October, 2020: The paper "Protein Corona on Gold Nanoparticles Studied with Coarse-Grained Simulations" is accepted by the ACS LANGMUIR (h-index: 319, impact factor: 3.683). Understanding protein corona formation in an aqueous environment at the molecular and atomistic levels is critical to applications such as biomolecule-detection and drug delivery. In this work, we employed mesoscopic coarse-grained molecular dynamics (MD) simulations to study ovispirin-1 and lysozyme protein coronas on bare gold nanoparticles.

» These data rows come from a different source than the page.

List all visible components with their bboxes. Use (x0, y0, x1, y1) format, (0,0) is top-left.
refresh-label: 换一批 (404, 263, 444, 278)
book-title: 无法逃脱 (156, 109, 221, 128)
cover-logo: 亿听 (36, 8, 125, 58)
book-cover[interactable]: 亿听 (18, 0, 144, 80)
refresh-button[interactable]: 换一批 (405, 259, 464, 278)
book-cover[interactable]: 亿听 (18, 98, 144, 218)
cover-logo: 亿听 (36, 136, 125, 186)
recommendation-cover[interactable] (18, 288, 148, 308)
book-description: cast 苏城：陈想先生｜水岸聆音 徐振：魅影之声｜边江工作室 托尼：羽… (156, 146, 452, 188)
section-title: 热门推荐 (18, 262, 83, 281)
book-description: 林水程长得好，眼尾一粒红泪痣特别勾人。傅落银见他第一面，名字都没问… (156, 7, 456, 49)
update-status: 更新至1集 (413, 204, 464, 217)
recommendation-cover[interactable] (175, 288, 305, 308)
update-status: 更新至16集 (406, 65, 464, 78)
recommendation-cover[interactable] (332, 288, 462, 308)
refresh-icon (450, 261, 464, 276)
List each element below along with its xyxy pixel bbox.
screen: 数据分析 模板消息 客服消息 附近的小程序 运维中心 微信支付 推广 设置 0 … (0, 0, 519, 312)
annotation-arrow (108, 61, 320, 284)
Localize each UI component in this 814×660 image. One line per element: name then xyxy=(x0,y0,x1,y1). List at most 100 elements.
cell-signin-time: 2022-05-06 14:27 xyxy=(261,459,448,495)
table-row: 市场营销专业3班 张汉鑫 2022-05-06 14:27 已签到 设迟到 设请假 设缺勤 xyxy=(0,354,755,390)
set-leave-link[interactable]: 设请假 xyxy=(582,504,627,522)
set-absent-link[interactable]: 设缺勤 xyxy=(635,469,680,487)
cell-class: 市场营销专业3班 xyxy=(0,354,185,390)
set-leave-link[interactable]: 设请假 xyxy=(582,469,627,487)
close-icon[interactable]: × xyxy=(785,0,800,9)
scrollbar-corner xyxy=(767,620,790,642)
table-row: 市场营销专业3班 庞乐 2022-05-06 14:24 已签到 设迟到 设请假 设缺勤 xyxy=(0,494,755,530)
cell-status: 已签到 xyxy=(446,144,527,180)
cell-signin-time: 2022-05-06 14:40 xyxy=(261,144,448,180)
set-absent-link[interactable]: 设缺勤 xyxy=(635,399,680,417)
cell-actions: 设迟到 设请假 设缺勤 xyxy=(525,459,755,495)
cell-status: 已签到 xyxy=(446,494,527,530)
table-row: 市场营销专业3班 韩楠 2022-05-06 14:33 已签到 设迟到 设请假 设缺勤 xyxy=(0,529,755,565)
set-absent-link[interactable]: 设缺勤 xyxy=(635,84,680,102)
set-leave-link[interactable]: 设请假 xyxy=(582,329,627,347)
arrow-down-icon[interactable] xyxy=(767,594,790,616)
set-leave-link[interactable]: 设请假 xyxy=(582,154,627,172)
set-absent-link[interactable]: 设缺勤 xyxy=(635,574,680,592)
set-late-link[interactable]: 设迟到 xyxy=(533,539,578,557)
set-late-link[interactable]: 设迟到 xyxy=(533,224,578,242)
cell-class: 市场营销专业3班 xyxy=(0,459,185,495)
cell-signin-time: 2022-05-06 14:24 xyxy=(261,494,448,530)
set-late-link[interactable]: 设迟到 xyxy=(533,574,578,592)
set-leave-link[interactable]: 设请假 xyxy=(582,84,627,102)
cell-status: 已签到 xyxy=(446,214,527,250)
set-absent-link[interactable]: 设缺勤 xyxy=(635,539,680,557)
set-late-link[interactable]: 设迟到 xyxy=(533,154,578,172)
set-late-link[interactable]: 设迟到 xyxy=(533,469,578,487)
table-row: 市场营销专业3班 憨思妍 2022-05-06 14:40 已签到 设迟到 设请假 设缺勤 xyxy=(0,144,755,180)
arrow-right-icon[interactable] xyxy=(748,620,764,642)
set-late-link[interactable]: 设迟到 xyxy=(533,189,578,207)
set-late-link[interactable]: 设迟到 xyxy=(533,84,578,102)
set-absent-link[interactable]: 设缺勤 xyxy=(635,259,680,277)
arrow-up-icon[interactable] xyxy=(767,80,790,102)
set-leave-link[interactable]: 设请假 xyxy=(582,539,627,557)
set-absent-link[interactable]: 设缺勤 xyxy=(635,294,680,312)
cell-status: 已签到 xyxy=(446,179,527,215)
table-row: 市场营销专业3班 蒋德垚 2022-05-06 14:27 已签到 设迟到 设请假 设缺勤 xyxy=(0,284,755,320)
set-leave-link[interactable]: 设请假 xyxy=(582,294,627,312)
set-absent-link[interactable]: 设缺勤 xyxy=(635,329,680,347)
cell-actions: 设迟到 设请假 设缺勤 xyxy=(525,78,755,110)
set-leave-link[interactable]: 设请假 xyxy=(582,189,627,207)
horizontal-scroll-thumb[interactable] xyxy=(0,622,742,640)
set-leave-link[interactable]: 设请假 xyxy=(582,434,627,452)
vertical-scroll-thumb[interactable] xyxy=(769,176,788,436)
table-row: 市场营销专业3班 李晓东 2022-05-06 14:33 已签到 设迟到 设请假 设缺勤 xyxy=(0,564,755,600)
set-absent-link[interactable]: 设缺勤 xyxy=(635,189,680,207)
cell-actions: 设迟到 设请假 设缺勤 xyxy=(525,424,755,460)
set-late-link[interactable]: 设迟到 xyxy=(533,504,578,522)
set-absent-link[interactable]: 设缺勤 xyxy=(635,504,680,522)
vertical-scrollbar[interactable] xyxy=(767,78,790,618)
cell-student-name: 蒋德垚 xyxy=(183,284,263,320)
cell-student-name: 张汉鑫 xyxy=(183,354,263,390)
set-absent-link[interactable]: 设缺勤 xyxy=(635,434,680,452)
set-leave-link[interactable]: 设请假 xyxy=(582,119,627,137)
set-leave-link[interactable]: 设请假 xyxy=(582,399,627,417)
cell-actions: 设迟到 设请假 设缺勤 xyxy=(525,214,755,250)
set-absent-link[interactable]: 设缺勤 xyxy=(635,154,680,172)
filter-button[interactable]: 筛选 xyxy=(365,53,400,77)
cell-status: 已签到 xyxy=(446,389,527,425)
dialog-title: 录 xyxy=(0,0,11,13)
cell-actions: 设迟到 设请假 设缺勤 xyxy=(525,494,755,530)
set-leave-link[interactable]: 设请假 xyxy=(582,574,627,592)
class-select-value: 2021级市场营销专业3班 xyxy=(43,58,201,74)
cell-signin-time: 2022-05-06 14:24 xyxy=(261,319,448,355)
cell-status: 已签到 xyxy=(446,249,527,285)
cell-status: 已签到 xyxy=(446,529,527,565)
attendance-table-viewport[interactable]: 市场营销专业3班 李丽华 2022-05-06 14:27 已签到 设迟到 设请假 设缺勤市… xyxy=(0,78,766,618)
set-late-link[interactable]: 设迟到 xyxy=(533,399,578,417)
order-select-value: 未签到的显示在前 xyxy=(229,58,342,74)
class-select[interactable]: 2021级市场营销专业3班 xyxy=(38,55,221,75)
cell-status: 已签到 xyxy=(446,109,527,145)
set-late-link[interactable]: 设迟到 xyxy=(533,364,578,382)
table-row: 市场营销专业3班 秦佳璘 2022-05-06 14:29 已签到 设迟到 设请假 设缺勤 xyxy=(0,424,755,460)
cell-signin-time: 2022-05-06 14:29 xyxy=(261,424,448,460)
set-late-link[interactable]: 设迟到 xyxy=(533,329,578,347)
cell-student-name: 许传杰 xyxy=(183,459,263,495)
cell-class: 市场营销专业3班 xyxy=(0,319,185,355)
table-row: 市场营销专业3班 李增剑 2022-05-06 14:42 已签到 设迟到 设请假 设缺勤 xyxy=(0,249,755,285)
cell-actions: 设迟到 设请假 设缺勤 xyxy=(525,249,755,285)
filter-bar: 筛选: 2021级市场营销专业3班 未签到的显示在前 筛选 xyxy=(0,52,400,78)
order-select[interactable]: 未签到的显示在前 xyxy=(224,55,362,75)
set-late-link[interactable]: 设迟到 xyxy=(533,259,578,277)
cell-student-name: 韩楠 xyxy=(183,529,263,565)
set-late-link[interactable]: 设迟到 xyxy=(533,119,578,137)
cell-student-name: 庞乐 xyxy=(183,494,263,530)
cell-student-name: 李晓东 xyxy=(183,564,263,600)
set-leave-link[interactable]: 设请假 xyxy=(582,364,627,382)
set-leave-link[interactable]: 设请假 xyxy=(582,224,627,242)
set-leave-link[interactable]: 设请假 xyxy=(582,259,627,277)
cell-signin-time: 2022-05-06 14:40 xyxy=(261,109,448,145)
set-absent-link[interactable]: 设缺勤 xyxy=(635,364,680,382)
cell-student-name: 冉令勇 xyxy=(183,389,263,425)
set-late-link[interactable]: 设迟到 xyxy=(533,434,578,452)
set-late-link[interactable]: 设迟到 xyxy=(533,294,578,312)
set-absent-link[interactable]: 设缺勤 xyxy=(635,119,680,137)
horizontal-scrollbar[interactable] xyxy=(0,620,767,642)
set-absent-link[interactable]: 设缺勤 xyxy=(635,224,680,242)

October, 2020: The paper "Machine Learning Analysis of the Thermodynamic Responses of In-situ Dielectric Spectroscopy Data in Amino Acids and Inorganic Electrolyte" has been submitted to the ACS Journal of Physical Chemistry B(h-index: 378, impact factor: 2.857).

September, 2020: The paper "Malware Classification using Recurrence Plots and Deep Neural Network" is accepted by the 2020 IEEE International Conference on Machine Learning and Applications ( ICMLA 2020). In this work, we apply a novel technique used in dynamic and chaotic systems to represent the stochastic behavior of binary malware codes. Deep learning algorithms are then utilized to identify the categories of malware files.

September, 2020: The NSF Extreme Science and Engineering Discovery Environment (XSEDE) awarded us a research allocation on the Pittsburgh Supercomputing Center (PSC)'s Bridges-AI GPU server. The allocation of high-end computational resources, visualization, and storage by the XSEDE is done via a competitive process, designed in a similar fashion to the NSF peer-review system.

August, 2020: Paper "Protein Corona on Gold Nanoparticles Studied with Coarse-Grained Simulations" has been submitted to the ACS LANGMUIR (impact factor: 3.683).

July, 2020: Paper "Malware Classification using Recurrence Plots and Deep Neural Network" has been submitted to the 2020 IEEE International Conference on Machine Learning and Applications (ICMLA 2020).

July, 2020: A research allocation proposal has been submitted to XSEDE.